The following expenses of incorporation allowable as a deduction against the gross income from its business:

  1. the cost of preparing and printing the memorandum of association, the articles of association and the prospectus, and of circulating and advertising the prospectus;
  2. the cost of registering the company and the statutory documents, together with fees and stamp duties payable thereon;
  3. the cost of drawing up the preliminary contracts and stamp duties payable thereon;
  4. the cost of printing debentures and stamp duty (if any) payable thereon and of share certificates and letters of allotment;
  5. the cost of the seal of the company; and
  6. underwriting commission.

Estimate of Tax Payable and Tax Payment For LLP

LLP is required to provide an estimate of tax payable and payment by instalments as provided in Section 107C of Income Tax Act (ITA). As for LLP that is converted from a private limited company or a conventional partnership is also to provide an estimate of tax payable and payment by instalments as the business of the LLP is deemed to be a continuous business of the company or the partnership.

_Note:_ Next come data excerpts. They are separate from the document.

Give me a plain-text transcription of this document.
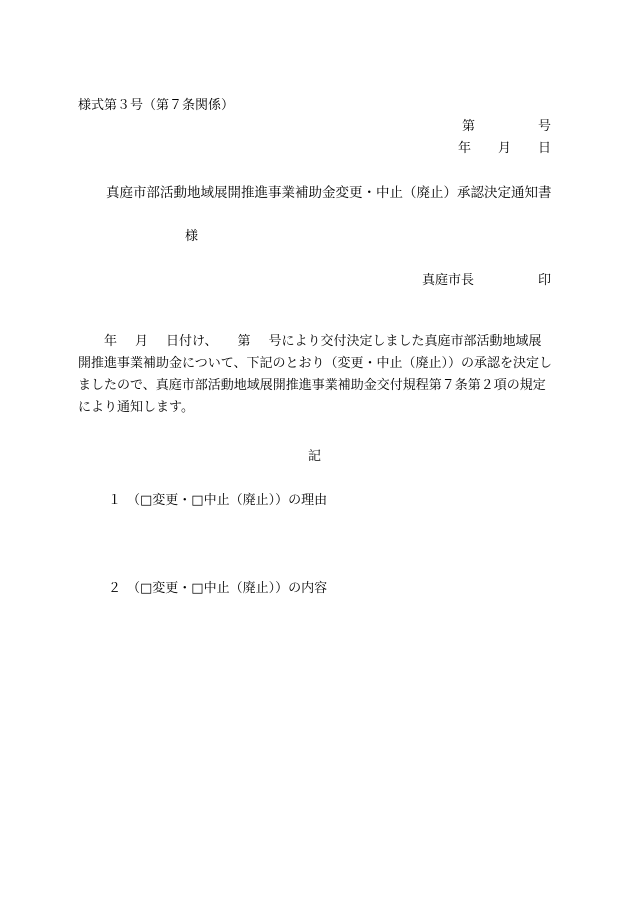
様式第３号（第７条関係）
第	号
年 月 日
真庭市部活動地域展開推進事業補助金変更・中止（廃止）承認決定通知書
様
真庭市長	印
年 月 日付け、 第 号により交付決定しました真庭市部活動地域展開推進事業補助金について、下記のとおり（変更・中止（廃止））の承認を決定しましたので、真庭市部活動地域展開推進事業補助金交付規程第７条第２項の規定により通知します。
記
１ （□変更・□中止（廃止））の理由
２ （□変更・□中止（廃止））の内容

As such, LLP is subject to submit the estimate of tax payable through Form CP204 for every year of assessment within 30 days before the beginning of the basis period. Where for an LLP just commence its operations during the year, the estimate of tax payable must be submitted to the Inland Revenue Board (IRB) within 3 months from the date of commencement of its business, subsequently within 30 days before the beginning of the basis period. Instalments of tax are payable by 12 equal monthly instalments to IRB by every 15th of the month.

Tax Returns for LLP (Form PT)

All LLP must file the tax returns (Form PT) within 7 months from the date of its accounting period closing.

Restrictions on LLP Partner’s Salary Deduction

Remuneration refers to basic salary and fixed allowances but does not include employer’s contributions to the Employees Provident Fund (EPF), Social Security Organisation (SOCSO) or insurance. The remuneration is an expense which is wholly and exclusively incurred in the production of income.

In order for a Partner to receive remunerations, all terms and conditions and the basis of making payments shall be documented in the LLP agreement as evidence. Therefore, remunerations or similar payments to partners of an LLP are not allowable for a deduction if not specified or provided for in the LLP agreement.

Remunerations to be paid to the partners should be documented in the LLP agreement. Thus, if there is a change of partners in the LLP, where new partners will be paid remuneration, the LLP must prepare a supplementary agreement or any document to record the change.

Tax Treatment of LLP Partners

Partners are not liable to pay tax on their share of profit (whether distributed or not) from LLP. They will be taxed on remunerations, perquisites and benefits-in-kind received from the LLP. The payment other than the profit of LLP is subject to income tax and is charged on the person concerned.

Responsibilities of Compliance Officer for Income Tax Purposes

All actions and things that should be done by or on behalf of LLP for income tax purposes shall lie jointly or severally on the compliance officer appointed from amongst the partners of the LLP or any one or all of the partners if no compliance officer is appointed.

Responsibilities of the compliance officer or partner for income tax purposes amongst others are that he is required to:

  • keep complete accounting records of the business of the LLP.
  • complete and submit the income tax return form within the prescribed period.
  • provide estimates of tax payable and make installment payments.
  • inform the Director General of Inland Revenue on the changes of the accounting period by submitting Form CP204B within the prescribed period.
  • ensure payment of tax by the LLP.
  • undertake any other responsibilities under the ITA.